Hey, you! The one nodding off as you’re trying to read this. Do you need a super-size mocha java just to get going in the morning? Do you often feel cranky and stressed out? Does it seem you just can’t catch up on sleep? Well, if so, you’re not alone.
According to a recent poll by the National Sleep Foundation, 63 percent of American adults don’t get the recommended 8 hours of sleep per night. In fact, a recent study reported that Americans are sleeping fewer hours and spending more time at work, resulting in a tired society with less time for family, social activities, and sex.
Why is the road to Slumberland anything but a dream? While some sleep disturbances may be linked to biological changes associated with aging or certain physical diseases, the most common cause seems to be stress. “There’s a huge association between stress and poor sleep,” says Joyce A. Walsleben, director of the Sleep Disorders Center at New York University School of Medicine. Stress pours adrenaline into the system and prepares the body for action, not sleep. Even an apparently happy event, such as a promotion or an upcoming vacation, can bring it on. Walsleben recommends that you identify the kind of stress you are experiencing and schedule time during the day to address it, so that it does not disrupt your nights.
How serious are the effects of sleep deprivation? “A good night’s sleep is a necessity, not a luxury,” comments Richard Gelula, executive director of the National Sleep Foundation. The consequences of sleep deprivation, specifically the “problem sleepiness” that normally follows the next day, can be severe and may include loss of memory and concentration, a weakened immune system, depression, and weight gain. Fatigue can also trigger dangerous situations. For example, the Automobile Association of America Foundation for Traffic Safety asserts that as many as 10 percent of all car accidents are caused by fatigued drivers.
So, how many hours per night should you sleep in order to feel rested?
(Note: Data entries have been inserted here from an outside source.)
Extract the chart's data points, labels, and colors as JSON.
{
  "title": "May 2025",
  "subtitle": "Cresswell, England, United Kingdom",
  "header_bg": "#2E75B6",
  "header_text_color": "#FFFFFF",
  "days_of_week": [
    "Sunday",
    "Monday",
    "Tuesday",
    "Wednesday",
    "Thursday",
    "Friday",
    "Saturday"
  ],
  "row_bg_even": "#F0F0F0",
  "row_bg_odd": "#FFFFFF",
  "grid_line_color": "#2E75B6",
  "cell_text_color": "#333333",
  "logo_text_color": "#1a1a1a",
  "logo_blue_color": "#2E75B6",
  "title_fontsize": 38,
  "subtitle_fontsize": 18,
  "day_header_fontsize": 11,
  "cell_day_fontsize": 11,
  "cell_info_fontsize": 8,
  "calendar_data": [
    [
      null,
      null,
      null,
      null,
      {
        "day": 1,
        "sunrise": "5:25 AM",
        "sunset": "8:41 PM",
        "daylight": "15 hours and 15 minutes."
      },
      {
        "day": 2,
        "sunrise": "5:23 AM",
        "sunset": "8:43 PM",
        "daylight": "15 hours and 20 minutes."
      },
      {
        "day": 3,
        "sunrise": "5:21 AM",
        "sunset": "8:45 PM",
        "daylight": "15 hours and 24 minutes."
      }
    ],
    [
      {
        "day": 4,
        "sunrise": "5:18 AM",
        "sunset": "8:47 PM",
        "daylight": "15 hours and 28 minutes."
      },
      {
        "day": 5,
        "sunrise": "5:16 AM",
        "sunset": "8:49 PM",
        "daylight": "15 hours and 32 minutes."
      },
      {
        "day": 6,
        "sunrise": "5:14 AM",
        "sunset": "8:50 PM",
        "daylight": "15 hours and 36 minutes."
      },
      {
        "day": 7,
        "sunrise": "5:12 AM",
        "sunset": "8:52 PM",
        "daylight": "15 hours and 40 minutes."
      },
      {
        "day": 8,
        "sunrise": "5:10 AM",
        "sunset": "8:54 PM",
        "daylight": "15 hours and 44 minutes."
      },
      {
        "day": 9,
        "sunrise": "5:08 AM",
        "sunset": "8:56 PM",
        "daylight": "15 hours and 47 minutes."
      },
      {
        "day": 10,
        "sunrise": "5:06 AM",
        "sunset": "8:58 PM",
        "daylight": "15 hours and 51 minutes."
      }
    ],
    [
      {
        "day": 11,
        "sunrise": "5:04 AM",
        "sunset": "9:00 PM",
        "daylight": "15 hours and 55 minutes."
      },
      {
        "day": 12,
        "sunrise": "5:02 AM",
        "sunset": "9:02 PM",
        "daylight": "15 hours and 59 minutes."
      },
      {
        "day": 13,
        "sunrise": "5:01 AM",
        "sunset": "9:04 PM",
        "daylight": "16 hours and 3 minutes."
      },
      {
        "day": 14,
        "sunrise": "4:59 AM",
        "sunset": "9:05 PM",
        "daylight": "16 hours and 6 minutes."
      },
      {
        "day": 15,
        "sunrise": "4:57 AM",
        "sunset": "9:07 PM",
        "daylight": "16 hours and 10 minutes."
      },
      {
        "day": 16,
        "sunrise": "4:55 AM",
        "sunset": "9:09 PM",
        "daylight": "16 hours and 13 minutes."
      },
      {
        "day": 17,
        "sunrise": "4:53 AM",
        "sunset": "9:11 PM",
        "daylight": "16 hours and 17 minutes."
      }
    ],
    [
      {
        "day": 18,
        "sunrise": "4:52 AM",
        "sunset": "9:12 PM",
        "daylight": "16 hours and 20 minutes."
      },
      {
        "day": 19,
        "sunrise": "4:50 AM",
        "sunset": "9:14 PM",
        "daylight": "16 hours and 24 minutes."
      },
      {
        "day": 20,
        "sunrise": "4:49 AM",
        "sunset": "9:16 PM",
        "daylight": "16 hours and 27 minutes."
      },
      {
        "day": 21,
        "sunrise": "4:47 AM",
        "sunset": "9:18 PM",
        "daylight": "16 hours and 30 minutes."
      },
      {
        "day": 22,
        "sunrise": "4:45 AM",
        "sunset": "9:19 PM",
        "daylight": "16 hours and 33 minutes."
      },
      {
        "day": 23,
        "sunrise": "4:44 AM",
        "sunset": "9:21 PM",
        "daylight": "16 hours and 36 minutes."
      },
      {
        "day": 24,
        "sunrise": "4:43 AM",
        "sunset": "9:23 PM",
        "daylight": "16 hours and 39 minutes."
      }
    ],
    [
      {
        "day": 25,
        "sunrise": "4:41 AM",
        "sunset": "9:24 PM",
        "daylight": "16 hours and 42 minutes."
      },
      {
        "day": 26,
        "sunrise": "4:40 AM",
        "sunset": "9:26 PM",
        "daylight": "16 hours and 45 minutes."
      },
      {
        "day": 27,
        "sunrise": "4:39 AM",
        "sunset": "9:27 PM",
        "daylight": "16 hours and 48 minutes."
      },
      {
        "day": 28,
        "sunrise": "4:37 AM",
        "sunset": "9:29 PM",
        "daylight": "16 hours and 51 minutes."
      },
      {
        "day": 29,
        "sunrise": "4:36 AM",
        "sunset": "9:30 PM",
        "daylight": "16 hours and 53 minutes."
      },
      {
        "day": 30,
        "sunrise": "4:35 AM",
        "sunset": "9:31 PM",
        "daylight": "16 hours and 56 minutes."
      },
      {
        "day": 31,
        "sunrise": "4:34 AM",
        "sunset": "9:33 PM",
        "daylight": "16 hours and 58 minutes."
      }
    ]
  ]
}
While the recommended average is 8 hours per night, for those interested in peak performance, the ideal is 9 hours and 25 minutes, says James B. Maas, author of Power Sleep. If you’re getting less than 6 hours of sleep per night on a regular basis, chances are you’re building up a “sleep debt,” and may be compromising your health and welfare.
“Balm of hurt minds,” Shakespeare called sleep. “Great nature’s second course, Chief nourisher in life’s feast.” Whatever lengths you have to go to, a good night’s sleep is worth it.
1.Maintain a consistent schedule. Go to bed and get up at the same time, even on weekends.
2.Exercise. Get plenty of it, but time your workout a minimum of four to six hours before bedtime.
3. Avoid caffeine within six hours of bedtime, alcohol and nicotine within two. Remember, caffeine is found not just in coffee but in tea, cola drinks, some medications, and chocolate.
4. Develop relaxing bedtime rituals.
A warm bath, reading, practicing yoga, or drinking herbal tea might be all it takes to “tuck yourself in.” Avoid activities likely to cause stress such as reviewing the agenda for a business meeting, or paying bills.
5. Use your bed only for
sleeping and sex.
6. Try a light bedtime snack rich in the amino acid tryptophan, such as bananas, milk, yogurt, or fig-filled cookies.
7. Create a restful sleep environment. Sleep in a cool, quiet, dark room.